469 VPN bloqués et un budget de 2,27 milliards de roubles
En février 2026, Roskomnadzor a confirmé avoir bloqué 469 services VPN. Mais bloquer des VPN existants ne suffit pas. Un budget de 2,27 milliards de roubles — environ 29 millions de dollars — a été alloué au développement d’un système de filtrage alimenté par intelligence artificielle, conçu pour automatiser la détection et le blocage du contenu interdit et des connexions VPN chiffrées. La machine apprend. La machine s’adapte. Et la machine ne dort jamais.
Parallèlement, la Russie a créé son propre registre DNS national — un système parallèle au DNS international. Treize sites web ont été retirés de ce registre : YouTube, Facebook, WhatsApp, Radio Free Europe, The Moscow Times. Des noms qui constituaient les dernières fenêtres ouvertes sur le monde extérieur. Ces fenêtres sont maintenant murées. Et les briques sont faites de code.
Telegram : la dernière forteresse assiégée
95,7 millions d’utilisateurs dans le viseur
Telegram n’est pas juste une application en Russie. C’est là que les politiciens diffusent leurs messages, que les militaires au front communiquent avec leurs familles, que les journalistes indépendants publient leurs enquêtes. Avec 95,7 millions d’utilisateurs mensuels, Telegram est le système nerveux d’une société que le Kremlin veut rendre aveugle, sourde et muette.

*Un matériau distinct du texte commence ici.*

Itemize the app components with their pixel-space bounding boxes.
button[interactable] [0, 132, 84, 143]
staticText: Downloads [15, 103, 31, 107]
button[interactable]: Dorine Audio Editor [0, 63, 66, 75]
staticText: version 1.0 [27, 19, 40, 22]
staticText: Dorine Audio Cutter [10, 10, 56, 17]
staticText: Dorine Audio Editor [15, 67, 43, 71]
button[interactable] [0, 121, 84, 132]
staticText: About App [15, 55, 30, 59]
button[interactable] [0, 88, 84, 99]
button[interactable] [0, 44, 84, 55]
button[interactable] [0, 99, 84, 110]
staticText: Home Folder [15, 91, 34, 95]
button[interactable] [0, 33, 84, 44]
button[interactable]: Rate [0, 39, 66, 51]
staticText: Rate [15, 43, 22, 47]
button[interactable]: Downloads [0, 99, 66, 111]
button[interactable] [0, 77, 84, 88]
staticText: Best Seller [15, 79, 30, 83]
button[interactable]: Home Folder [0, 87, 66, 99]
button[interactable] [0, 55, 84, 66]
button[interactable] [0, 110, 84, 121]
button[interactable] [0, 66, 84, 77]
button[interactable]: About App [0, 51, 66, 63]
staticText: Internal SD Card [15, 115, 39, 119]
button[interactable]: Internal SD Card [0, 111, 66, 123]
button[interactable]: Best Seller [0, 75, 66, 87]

Le blocage total est prévu pour le 1er avril 2026. Deux sources proches du Kremlin, citées par RBC, ont confirmé que la décision était finale. Et pourtant, le paradoxe est écrasant : les responsables politiques et les stratèges électoraux russes dépendent eux-mêmes de Telegram pour façonner l’opinion publique. Le propagandiste Vladimir Soloviev a même défendu le maintien de l’accès. Quand vos propres soldats de la désinformation implorent de garder la plateforme ouverte, c’est que la décision de la fermer vient de très haut.

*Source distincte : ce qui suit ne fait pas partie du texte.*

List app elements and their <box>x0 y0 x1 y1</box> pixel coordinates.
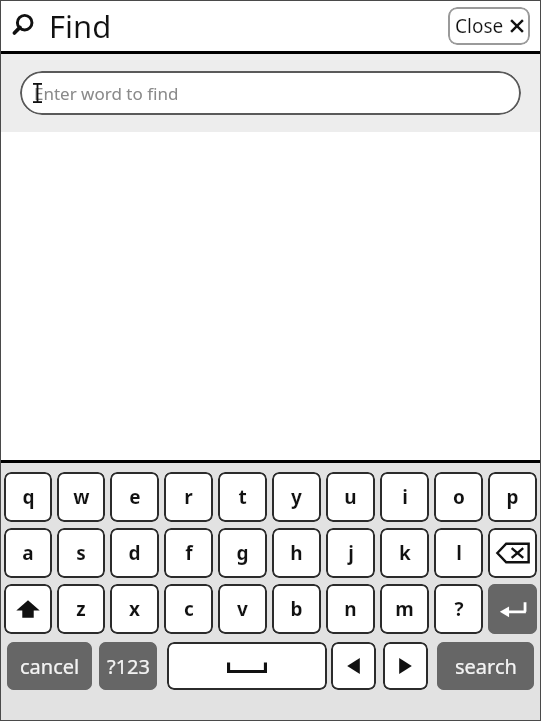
staticText: r <box>184 484 193 510</box>
button[interactable] <box>4 584 52 634</box>
staticText: Close <box>455 13 504 39</box>
button[interactable]: r <box>164 472 213 522</box>
button[interactable]: Enter word to find <box>20 71 521 115</box>
button[interactable]: t <box>218 472 267 522</box>
staticText: y <box>291 484 302 510</box>
button[interactable]: l <box>434 528 483 578</box>
staticText: ?123 <box>107 653 150 680</box>
staticText: f <box>185 540 193 566</box>
staticText: m <box>395 596 414 622</box>
staticText: z <box>76 596 86 622</box>
staticText: n <box>344 596 357 622</box>
button[interactable]: Space <box>167 642 327 690</box>
staticText: k <box>399 540 411 566</box>
staticText: i <box>402 484 408 510</box>
button[interactable]: f <box>164 528 213 578</box>
button[interactable]: a <box>4 528 52 578</box>
button[interactable]: b <box>272 584 321 634</box>
button[interactable]: u <box>326 472 375 522</box>
staticText: Enter word to find <box>34 82 179 105</box>
button[interactable]: Move right <box>383 642 428 690</box>
staticText: p <box>506 484 519 510</box>
staticText: t <box>238 484 247 510</box>
staticText: ? <box>454 596 464 622</box>
button[interactable]: g <box>218 528 267 578</box>
button[interactable]: Enter <box>488 584 537 634</box>
button[interactable]: search <box>437 642 534 690</box>
staticText: j <box>348 540 354 566</box>
staticText: search <box>455 653 517 680</box>
staticText: b <box>290 596 303 622</box>
button[interactable]: Close <box>448 7 530 45</box>
button[interactable]: d <box>110 528 159 578</box>
button[interactable]: c <box>164 584 213 634</box>
staticText: Find <box>49 5 112 47</box>
staticText: x <box>129 596 140 622</box>
staticText: c <box>184 596 194 622</box>
staticText: v <box>237 596 248 622</box>
button[interactable]: m <box>380 584 429 634</box>
button[interactable]: ? <box>434 584 483 634</box>
button[interactable]: w <box>57 472 105 522</box>
button[interactable]: q <box>4 472 52 522</box>
button[interactable]: Backspace <box>488 528 537 578</box>
button[interactable]: x <box>110 584 159 634</box>
button[interactable]: h <box>272 528 321 578</box>
button[interactable]: z <box>57 584 105 634</box>
staticText: g <box>236 540 249 566</box>
button[interactable]: j <box>326 528 375 578</box>
staticText: s <box>76 540 86 566</box>
button[interactable]: k <box>380 528 429 578</box>
staticText: e <box>129 484 141 510</box>
button[interactable]: n <box>326 584 375 634</box>
staticText: d <box>128 540 141 566</box>
staticText: l <box>456 540 462 566</box>
button[interactable]: Move left <box>331 642 376 690</box>
staticText: a <box>22 540 34 566</box>
staticText: q <box>22 484 35 510</box>
button[interactable]: ?123 <box>99 642 157 690</box>
button[interactable]: o <box>434 472 483 522</box>
staticText: o <box>453 484 465 510</box>
button[interactable]: p <box>488 472 537 522</box>
button[interactable]: v <box>218 584 267 634</box>
button[interactable]: s <box>57 528 105 578</box>
button[interactable]: i <box>380 472 429 522</box>
staticText: h <box>290 540 303 566</box>
staticText: w <box>73 484 90 510</box>
staticText: cancel <box>20 653 80 680</box>
button[interactable]: y <box>272 472 321 522</box>
button[interactable]: e <box>110 472 159 522</box>
staticText: u <box>344 484 357 510</box>
button[interactable]: cancel <box>7 642 92 690</box>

Bloquer Telegram en Russie, c’est comme couper l’oxygène dans un sous-marin. Tout le monde suffoque — y compris l’équipage qui a donné l’ordre. Mais le commandant, lui, a son propre réservoir d’air. Il a toujours son propre réservoir.

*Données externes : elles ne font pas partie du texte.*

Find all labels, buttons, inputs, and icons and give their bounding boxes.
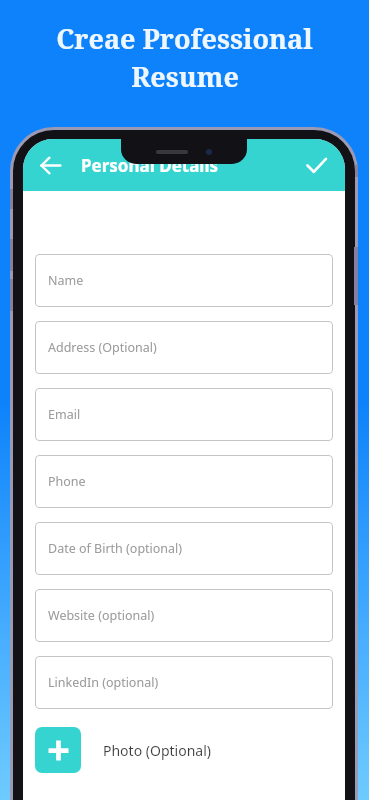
staticText: Date of Birth (optional) [48,540,183,557]
staticText: Resume [131,58,239,95]
staticText: Personal Details [81,154,297,177]
button[interactable]: Name [35,254,333,307]
staticText: LinkedIn (optional) [48,674,159,691]
staticText: Name [48,272,84,289]
staticText: Phone [48,473,86,490]
button[interactable]: Save [297,146,335,184]
button[interactable]: Phone [35,455,333,508]
staticText: Creae Professional [56,20,313,57]
button[interactable]: Website (optional) [35,589,333,642]
button[interactable]: LinkedIn (optional) [35,656,333,709]
staticText: Address (Optional) [48,339,157,356]
button[interactable]: Address (Optional) [35,321,333,374]
staticText: Email [48,406,81,423]
staticText: Website (optional) [48,607,155,624]
button[interactable]: Email [35,388,333,441]
button[interactable]: Photo (Optional) [35,727,333,773]
button[interactable]: Back [31,146,69,184]
staticText: Photo (Optional) [103,741,211,760]
button[interactable]: Date of Birth (optional) [35,522,333,575]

Pavel Durov, fondateur assiégé
Pavel Durov, fondateur de Telegram, né à Saint-Pétersbourg et exilé depuis des années, fait face à des accusations de facilitation d’activités terroristes. C’est le langage préféré des régimes autoritaires : qualifier de terrorisme tout ce qui échappe à leur contrôle. Durov a accusé les autorités russes de pousser les utilisateurs vers une application contrôlée par l’État, conçue pour la surveillance et la censure politique.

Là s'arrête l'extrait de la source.